Le Groupe industriel des ciments d’Algérie (GICA) a annoncé, mercredi, l’exportation de 200 000 tonnes de ciment gris vers le marché européen.

Le ministère algérien de l’Industrie et des Mines a indiqué, dans un communiqué, que le contrat implique l’exportation de 200 000 tonnes de ciment vers les marchés européens. Il a souligné que le premier lot de 45 000 tonnes a été livré vers la fin du mois d’avril dernier. Il ressort du même communiqué que le Groupe des ciments a négocié l’exportation de quantités additionnelles de ciment (sans les préciser) vers des pays africains et européens. L’Algérie avait exporté du ciment pour la première fois, en décembre 2017, vers la Gambie.

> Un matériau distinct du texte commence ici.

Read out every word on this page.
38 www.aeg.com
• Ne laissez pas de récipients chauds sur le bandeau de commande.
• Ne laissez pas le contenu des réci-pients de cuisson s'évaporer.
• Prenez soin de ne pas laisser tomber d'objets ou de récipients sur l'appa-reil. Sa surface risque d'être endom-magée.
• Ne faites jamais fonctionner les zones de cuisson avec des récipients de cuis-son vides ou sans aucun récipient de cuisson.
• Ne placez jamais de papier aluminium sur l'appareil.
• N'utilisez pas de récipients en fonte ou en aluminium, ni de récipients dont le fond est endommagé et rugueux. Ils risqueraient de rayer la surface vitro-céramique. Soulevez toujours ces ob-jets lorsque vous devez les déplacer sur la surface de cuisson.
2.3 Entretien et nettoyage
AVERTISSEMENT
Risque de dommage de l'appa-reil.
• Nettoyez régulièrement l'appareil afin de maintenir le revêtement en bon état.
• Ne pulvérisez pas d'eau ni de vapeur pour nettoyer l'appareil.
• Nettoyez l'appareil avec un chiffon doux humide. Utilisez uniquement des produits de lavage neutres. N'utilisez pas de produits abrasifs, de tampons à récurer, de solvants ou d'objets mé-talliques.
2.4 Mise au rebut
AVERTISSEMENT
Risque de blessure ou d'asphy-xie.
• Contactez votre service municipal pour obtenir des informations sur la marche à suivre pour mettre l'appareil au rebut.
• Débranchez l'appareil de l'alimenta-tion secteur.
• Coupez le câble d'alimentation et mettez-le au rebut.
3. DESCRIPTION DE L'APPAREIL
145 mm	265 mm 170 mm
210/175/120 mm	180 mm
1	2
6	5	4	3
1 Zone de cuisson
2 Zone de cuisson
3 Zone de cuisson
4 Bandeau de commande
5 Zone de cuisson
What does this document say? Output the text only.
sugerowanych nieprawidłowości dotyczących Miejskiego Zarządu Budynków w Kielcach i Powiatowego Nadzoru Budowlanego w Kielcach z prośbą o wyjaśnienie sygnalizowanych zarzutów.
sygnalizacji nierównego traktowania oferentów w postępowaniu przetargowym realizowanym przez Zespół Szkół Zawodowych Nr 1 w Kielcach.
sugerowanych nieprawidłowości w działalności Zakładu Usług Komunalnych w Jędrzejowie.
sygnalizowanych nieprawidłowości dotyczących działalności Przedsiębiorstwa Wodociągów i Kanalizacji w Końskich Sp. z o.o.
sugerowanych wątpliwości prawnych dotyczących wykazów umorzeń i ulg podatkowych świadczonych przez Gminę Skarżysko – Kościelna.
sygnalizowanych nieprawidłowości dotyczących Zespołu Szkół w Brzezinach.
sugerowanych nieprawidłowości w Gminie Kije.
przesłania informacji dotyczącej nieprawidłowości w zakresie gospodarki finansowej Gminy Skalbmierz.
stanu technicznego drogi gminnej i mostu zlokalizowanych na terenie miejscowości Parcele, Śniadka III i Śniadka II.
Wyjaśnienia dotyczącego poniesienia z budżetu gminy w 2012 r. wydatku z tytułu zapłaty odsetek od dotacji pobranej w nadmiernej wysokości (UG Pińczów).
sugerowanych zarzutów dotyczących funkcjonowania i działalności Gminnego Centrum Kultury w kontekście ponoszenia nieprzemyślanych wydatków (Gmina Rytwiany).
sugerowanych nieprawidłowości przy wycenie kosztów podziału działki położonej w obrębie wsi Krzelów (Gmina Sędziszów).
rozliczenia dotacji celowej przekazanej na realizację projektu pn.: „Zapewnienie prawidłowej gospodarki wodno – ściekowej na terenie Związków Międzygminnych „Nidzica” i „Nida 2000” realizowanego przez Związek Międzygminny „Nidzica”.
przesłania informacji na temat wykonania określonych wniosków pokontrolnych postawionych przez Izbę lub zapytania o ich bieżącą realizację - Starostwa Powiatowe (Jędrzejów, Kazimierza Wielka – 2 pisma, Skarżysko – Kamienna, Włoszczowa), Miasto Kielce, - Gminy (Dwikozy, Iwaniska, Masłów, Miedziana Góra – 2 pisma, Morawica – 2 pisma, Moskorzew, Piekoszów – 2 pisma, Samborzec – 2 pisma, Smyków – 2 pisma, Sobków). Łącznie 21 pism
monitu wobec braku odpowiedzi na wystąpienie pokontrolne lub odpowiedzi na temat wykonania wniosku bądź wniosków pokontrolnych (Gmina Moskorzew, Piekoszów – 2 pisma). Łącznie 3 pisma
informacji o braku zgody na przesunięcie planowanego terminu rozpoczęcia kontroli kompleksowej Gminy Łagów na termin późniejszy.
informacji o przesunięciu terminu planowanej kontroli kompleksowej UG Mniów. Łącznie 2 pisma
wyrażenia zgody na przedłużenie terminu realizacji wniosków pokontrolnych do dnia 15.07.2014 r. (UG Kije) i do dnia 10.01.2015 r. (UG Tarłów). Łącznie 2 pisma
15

La quantité exportée était de 30 000 tonnes.

Vers la fin du mois de mars dernier, le Groupe privé de ciment El-Hamel a annoncé l’exportation de 1 000 tonnes de ciment gris à travers le point de passage terrestre, à la frontière avec le Mali. Le Groupe industriel des ciments d’Algérie (GICA) a produit une quantité record de ciment en 2017. Elle a atteint 14 millions de tonnes contre 12,6 millions de tonnes en 2016, précise le communiqué du ministère.

L’Algérie produit actuellement près de 25 millions de tonnes de ciment gris et prévoit d’atteindre les 40 millions de tonnes en 2020, indique le même communiqué. L’économie algérienne dépend du pétrole et du gaz qui constituent près de 94% des ressources du pays en devises. Les autorités œuvrent, depuis des années, à renforcer le volume des exportations hors carburants.

R. E.

Comment (2)

    Anonyme
    5 mai 2018 - 7 h 57 min

    Aucun document officiel ne donne la définition des « matériaux locaux. C’est pourquoi certains architectes maîtres d’oeuvre de marchés publics, font pression sur les entreprises pour que les matériaux soient produits dans leur propre « douar d’origine » …….
    Depuis 1993, il existe une étude élaborée par l’université suédoise de Lund qui suggère que ce sujet soit examiné sur la base de critères de RENTABILITE, un concept à l’ordre du jour: Investissement et énergie nécessaires pour sa fabrication, accessibilité à la technologie employée et distance de transport.
    Cette étude dort depuis 35 ans dans les archives du CNERIB sans qu’aucun responsable n’ait encore eu l’idée de l’exploiter ……..
    A quand une définition des matériaux locaux incluse dans tous les Cahiers des charges ???????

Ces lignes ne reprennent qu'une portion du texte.